Pinky. Pinky is my cashmere blankie and she comes with me on the plane. She’s kind of a ratty cashmere shawl, halfway between shawl and blanket. You know on planes, you can put her over you head or wrap her around your throat or across your lap. There was Pinky One and she got lost, so now I have Pinky Two, but she has the same basic beauty.

The Venice home your husband designed as a gift for you was spare and dramatic. Yet the ranch you’ve owned since the 1980s is “Cozy Cowboy.” What is the common thread?

I kind of like to make the most of what I think the place is, rather than to torture it into something else. Although I have to say when I first got my ranch – which is a plains adobe – up there in the Sequoias, I was working on Lonesome Dove and was influenced by all things southwestern, so I painted my windows turquoise and put big vigas in the living room. Ok, so I tortured it a little bit into Cowboy Cottage.

If you designed something yourself … wait, have you?

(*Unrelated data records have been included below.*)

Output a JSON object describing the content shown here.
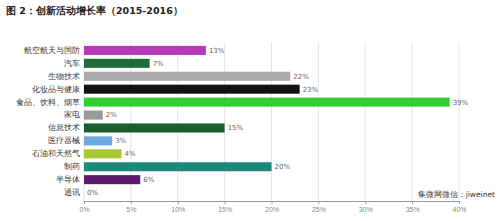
{
  "chart_data": {
    "type": "bar",
    "orientation": "horizontal",
    "title": "图 2：创新活动增长率（2015-2016）",
    "categories": [
      "航空航天与国防",
      "汽车",
      "生物技术",
      "化妆品与健康",
      "食品、饮料、烟草",
      "家电",
      "信息技术",
      "医疗器械",
      "石油和天然气",
      "制药",
      "半导体",
      "通讯"
    ],
    "values": [
      13,
      7,
      22,
      23,
      39,
      2,
      15,
      3,
      4,
      20,
      6,
      0
    ],
    "value_labels": [
      "13%",
      "7%",
      "22%",
      "23%",
      "39%",
      "2%",
      "15%",
      "3%",
      "4%",
      "20%",
      "6%",
      "0%"
    ],
    "colors": [
      "#b53ab5",
      "#1f6b3a",
      "#aaaaaa",
      "#111111",
      "#33cc33",
      "#999999",
      "#1a5e2f",
      "#6fa8dc",
      "#a6c832",
      "#1b8a7a",
      "#5b1a6b",
      "#cccccc"
    ],
    "xlim": [
      0,
      40
    ],
    "xticks": [
      {
        "value": 0,
        "label": "0%"
      },
      {
        "value": 5,
        "label": "5%"
      },
      {
        "value": 10,
        "label": "10%"
      },
      {
        "value": 15,
        "label": "15%"
      },
      {
        "value": 20,
        "label": "20%"
      },
      {
        "value": 25,
        "label": "25%"
      },
      {
        "value": 30,
        "label": "30%"
      },
      {
        "value": 35,
        "label": "35%"
      },
      {
        "value": 40,
        "label": "40%"
      }
    ],
    "grid": true,
    "data_labels": true,
    "annotations": [
      "集微网微信：jiweinet"
    ]
  }
}
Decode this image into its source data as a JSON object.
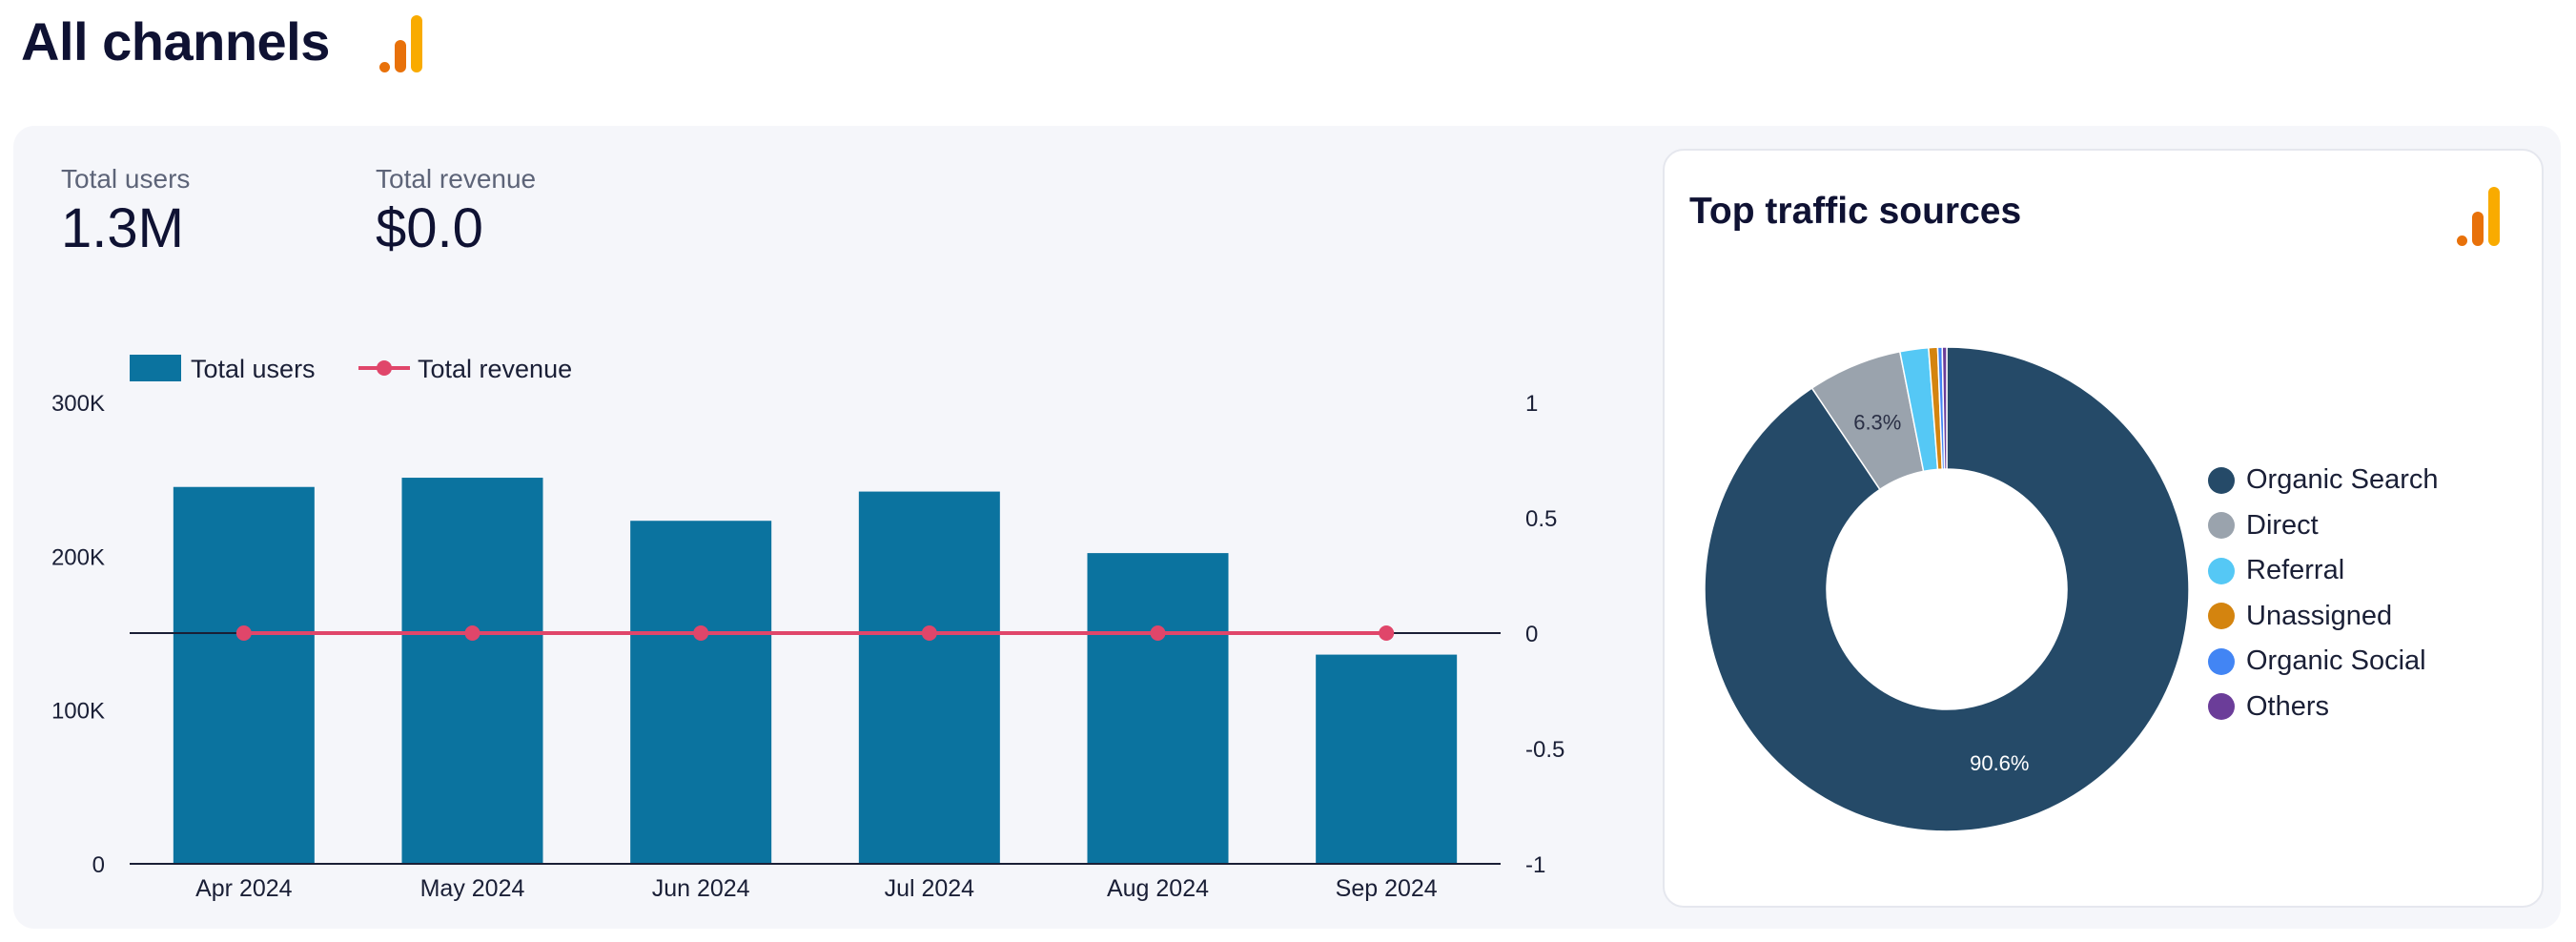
{
  "page": {
    "title": "All channels",
    "logo_icon": "analytics-bars-icon"
  },
  "kpis": [
    {
      "label": "Total users",
      "value": "1.3M"
    },
    {
      "label": "Total revenue",
      "value": "$0.0"
    }
  ],
  "chart_data": [
    {
      "type": "bar",
      "categories": [
        "Apr 2024",
        "May 2024",
        "Jun 2024",
        "Jul 2024",
        "Aug 2024",
        "Sep 2024"
      ],
      "series": [
        {
          "name": "Total users",
          "type": "bar",
          "axis": "left",
          "color": "#0b739f",
          "values": [
            245000,
            251000,
            223000,
            242000,
            202000,
            136000
          ]
        },
        {
          "name": "Total revenue",
          "type": "line",
          "axis": "right",
          "color": "#e0466a",
          "values": [
            0,
            0,
            0,
            0,
            0,
            0
          ]
        }
      ],
      "y_left": {
        "ticks": [
          "300K",
          "200K",
          "100K",
          "0"
        ],
        "range": [
          0,
          300000
        ]
      },
      "y_right": {
        "ticks": [
          "1",
          "0.5",
          "0",
          "-0.5",
          "-1"
        ],
        "range": [
          -1,
          1
        ]
      },
      "legend_position": "top-left",
      "grid": false
    },
    {
      "type": "pie",
      "title": "Top traffic sources",
      "donut": true,
      "labels": [
        "Organic Search",
        "Direct",
        "Referral",
        "Unassigned",
        "Organic Social",
        "Others"
      ],
      "values": [
        90.6,
        6.3,
        1.9,
        0.6,
        0.3,
        0.3
      ],
      "colors": [
        "#254a68",
        "#9aa3ad",
        "#55c8f5",
        "#d4840f",
        "#4285f4",
        "#6b3d99"
      ],
      "data_labels": [
        "90.6%",
        "6.3%",
        "",
        "",
        "",
        ""
      ],
      "legend_position": "right"
    }
  ],
  "card": {
    "logo_icon": "analytics-bars-icon"
  }
}
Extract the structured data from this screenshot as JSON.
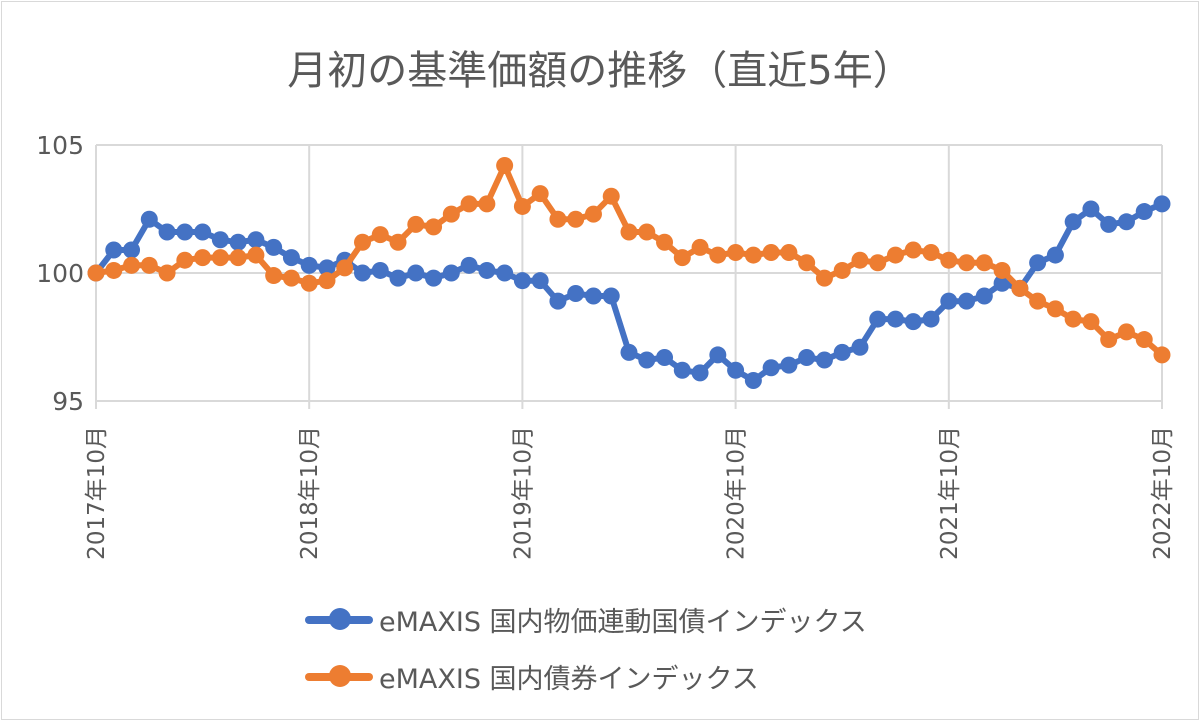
{
  "chart_data": {
    "type": "line",
    "title": "月初の基準価額の推移（直近5年）",
    "xlabel": "",
    "ylabel": "",
    "ylim": [
      95,
      105
    ],
    "yticks": [
      "95",
      "100",
      "105"
    ],
    "xticks": [
      "2017年10月",
      "2018年10月",
      "2019年10月",
      "2020年10月",
      "2021年10月",
      "2022年10月"
    ],
    "grid": true,
    "legend_position": "bottom",
    "x": [
      "2017-10",
      "2017-11",
      "2017-12",
      "2018-01",
      "2018-02",
      "2018-03",
      "2018-04",
      "2018-05",
      "2018-06",
      "2018-07",
      "2018-08",
      "2018-09",
      "2018-10",
      "2018-11",
      "2018-12",
      "2019-01",
      "2019-02",
      "2019-03",
      "2019-04",
      "2019-05",
      "2019-06",
      "2019-07",
      "2019-08",
      "2019-09",
      "2019-10",
      "2019-11",
      "2019-12",
      "2020-01",
      "2020-02",
      "2020-03",
      "2020-04",
      "2020-05",
      "2020-06",
      "2020-07",
      "2020-08",
      "2020-09",
      "2020-10",
      "2020-11",
      "2020-12",
      "2021-01",
      "2021-02",
      "2021-03",
      "2021-04",
      "2021-05",
      "2021-06",
      "2021-07",
      "2021-08",
      "2021-09",
      "2021-10",
      "2021-11",
      "2021-12",
      "2022-01",
      "2022-02",
      "2022-03",
      "2022-04",
      "2022-05",
      "2022-06",
      "2022-07",
      "2022-08",
      "2022-09",
      "2022-10"
    ],
    "series": [
      {
        "name": "eMAXIS 国内物価連動国債インデックス",
        "color": "#4472C4",
        "values": [
          100.0,
          100.9,
          100.9,
          102.1,
          101.6,
          101.6,
          101.6,
          101.3,
          101.2,
          101.3,
          101.0,
          100.6,
          100.3,
          100.2,
          100.5,
          100.0,
          100.1,
          99.8,
          100.0,
          99.8,
          100.0,
          100.3,
          100.1,
          100.0,
          99.7,
          99.7,
          98.9,
          99.2,
          99.1,
          99.1,
          96.9,
          96.6,
          96.7,
          96.2,
          96.1,
          96.8,
          96.2,
          95.8,
          96.3,
          96.4,
          96.7,
          96.6,
          96.9,
          97.1,
          98.2,
          98.2,
          98.1,
          98.2,
          98.9,
          98.9,
          99.1,
          99.6,
          99.4,
          100.4,
          100.7,
          102.0,
          102.5,
          101.9,
          102.0,
          102.4,
          102.7
        ]
      },
      {
        "name": "eMAXIS 国内債券インデックス",
        "color": "#ED7D31",
        "values": [
          100.0,
          100.1,
          100.3,
          100.3,
          100.0,
          100.5,
          100.6,
          100.6,
          100.6,
          100.7,
          99.9,
          99.8,
          99.6,
          99.7,
          100.2,
          101.2,
          101.5,
          101.2,
          101.9,
          101.8,
          102.3,
          102.7,
          102.7,
          104.2,
          102.6,
          103.1,
          102.1,
          102.1,
          102.3,
          103.0,
          101.6,
          101.6,
          101.2,
          100.6,
          101.0,
          100.7,
          100.8,
          100.7,
          100.8,
          100.8,
          100.4,
          99.8,
          100.1,
          100.5,
          100.4,
          100.7,
          100.9,
          100.8,
          100.5,
          100.4,
          100.4,
          100.1,
          99.4,
          98.9,
          98.6,
          98.2,
          98.1,
          97.4,
          97.7,
          97.4,
          96.8
        ]
      }
    ]
  }
}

NO! Absolutely not – not even a shack!

Sounds like you might want to?

Yes, I might want to. That could be something! All in all I like sort of plantation homes with wide terraces surrounding the house – kind of British Colonial. I am actually pretty conventional. I don’t know where, but I think I’d like a house with a view.

What dreams have you yet to accomplish?

I’ve always liked to draw, and I’ve never had formal training. I don’t know if I have the patience for it. Maybe get into pottery and start learning how to throw clay. It goes along well with women a certain age. People like Louise Bourgeois who I think is just the essence of strength and femininity. There’s something powerful about being a grown-up woman and being a potter.

What would you say is the Huston legacy?

Well, my father always used to say “interest.” If there’s one thing I can say about my family is they are genuinely who they are and are unapologetic about that. And they have a kind of ferocious love of life. Which we will all squeeze the last drop out of!